Interestingly, some suggest that the New York Times may simply be pushing the envelope in an effort to gain leverage. Other media outlets have already secured data licensing agreements lately. For example, the Associated Press as well as Politico and Business Insider have reached terms with OpenAI. By filing a lawsuit claiming generative AI and copyright law violations, the Times could be better positioning themselves. If judicial rulings move toward media’s favor, then the price tag for data licensing from the Times will increase. Thus, generative AI legal issues could be serving as a bargaining chip rather than a desire to clarify copyright law.
“Ultimately, whether or not this lawsuit ends up shaping copyright law will be determined by whether the suit is really about the future of fair use and copyright, or whether it’s a salvo in a negotiation.” – Jane Ginsburg, Professor, Columbia Law School
Looking Ahead at Generative AI Legal Issues
In determining when generative AI legal issues might be resolved is difficult. In fact, some suggest it could be more than a decade before a formal high-level ruling occurs. By the time generative AI and copyright protections are debated in lower courts, several years may pass. And to reach the U.S. Supreme Court would notably take longer. Given how rapidly generative AI developments are occurring, such a ruling may be of little use. Nonetheless, these are important issues because data is critical to AI training. And if massive data access is limited, then this could have a big impact on how the generative AI landscape unfolds.
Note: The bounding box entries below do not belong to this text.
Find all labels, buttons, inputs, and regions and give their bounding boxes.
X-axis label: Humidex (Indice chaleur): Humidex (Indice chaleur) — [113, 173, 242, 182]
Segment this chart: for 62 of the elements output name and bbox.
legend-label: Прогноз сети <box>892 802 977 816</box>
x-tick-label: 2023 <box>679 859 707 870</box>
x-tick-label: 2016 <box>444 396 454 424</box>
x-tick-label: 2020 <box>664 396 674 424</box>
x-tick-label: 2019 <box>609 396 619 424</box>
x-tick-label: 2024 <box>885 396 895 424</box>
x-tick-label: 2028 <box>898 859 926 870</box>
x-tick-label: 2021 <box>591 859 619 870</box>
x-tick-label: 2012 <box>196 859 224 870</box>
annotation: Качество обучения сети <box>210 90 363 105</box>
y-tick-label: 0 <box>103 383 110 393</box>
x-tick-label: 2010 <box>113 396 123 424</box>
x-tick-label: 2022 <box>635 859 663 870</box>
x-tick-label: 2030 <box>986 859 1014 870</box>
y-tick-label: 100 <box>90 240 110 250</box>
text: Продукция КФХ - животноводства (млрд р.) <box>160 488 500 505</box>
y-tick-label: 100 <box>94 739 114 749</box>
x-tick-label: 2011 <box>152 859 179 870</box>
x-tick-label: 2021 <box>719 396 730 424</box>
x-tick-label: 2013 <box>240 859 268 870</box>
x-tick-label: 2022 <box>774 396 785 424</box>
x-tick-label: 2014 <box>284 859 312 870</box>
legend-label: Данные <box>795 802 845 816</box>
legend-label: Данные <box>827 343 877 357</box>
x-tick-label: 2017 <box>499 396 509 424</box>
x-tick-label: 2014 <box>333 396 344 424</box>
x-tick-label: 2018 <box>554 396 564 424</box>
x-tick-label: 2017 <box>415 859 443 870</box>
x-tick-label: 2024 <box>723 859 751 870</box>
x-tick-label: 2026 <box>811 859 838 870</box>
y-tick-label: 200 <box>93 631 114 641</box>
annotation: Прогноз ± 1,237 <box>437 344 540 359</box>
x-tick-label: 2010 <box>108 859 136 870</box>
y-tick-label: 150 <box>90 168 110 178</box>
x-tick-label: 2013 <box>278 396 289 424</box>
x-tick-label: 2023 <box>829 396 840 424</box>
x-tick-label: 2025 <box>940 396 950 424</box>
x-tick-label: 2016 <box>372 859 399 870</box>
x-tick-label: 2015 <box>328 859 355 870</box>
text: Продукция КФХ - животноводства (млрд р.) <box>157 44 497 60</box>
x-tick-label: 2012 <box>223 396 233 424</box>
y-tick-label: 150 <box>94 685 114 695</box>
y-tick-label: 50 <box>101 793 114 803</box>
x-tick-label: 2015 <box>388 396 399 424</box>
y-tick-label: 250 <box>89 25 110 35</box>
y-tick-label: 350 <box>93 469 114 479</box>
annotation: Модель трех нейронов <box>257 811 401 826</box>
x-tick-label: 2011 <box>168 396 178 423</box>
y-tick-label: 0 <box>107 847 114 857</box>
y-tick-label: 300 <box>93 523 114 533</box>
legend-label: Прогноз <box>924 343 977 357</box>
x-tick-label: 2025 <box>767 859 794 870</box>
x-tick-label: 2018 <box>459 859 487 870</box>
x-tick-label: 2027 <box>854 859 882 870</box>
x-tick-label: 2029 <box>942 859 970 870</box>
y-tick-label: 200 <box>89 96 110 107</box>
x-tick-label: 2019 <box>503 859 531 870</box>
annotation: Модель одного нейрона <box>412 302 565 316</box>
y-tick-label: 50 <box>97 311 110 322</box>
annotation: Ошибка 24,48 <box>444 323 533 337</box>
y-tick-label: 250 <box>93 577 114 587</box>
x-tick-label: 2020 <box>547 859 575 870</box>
(Monetizing AI is the toughest question to answer–read why in this Bold story.)
Understanding this, legal rulings that suggest generative AI and copyright violations exist could hinder competition. Limited access could give those with existing large data pools a major advantage in developing AI tools. Meta and Google, for example, would certainly benefit in this regard. At the same time, those with existing rights to use large data pools would also enjoy an advantage. Adobe and Bloomberg represent examples of companies in this category. However, in all likelihood, licensing rights agreements will be pursued should push come to shove. Current generative AI legal issues are concerning and are driving an increasing number of lawsuits. But ultimately, OpenAI and others aren’t going to stop just because a court ruling poses data barriers. Workarounds are always available, and the billions if not trillions of dollars at stake are enough to encourage creative solutions.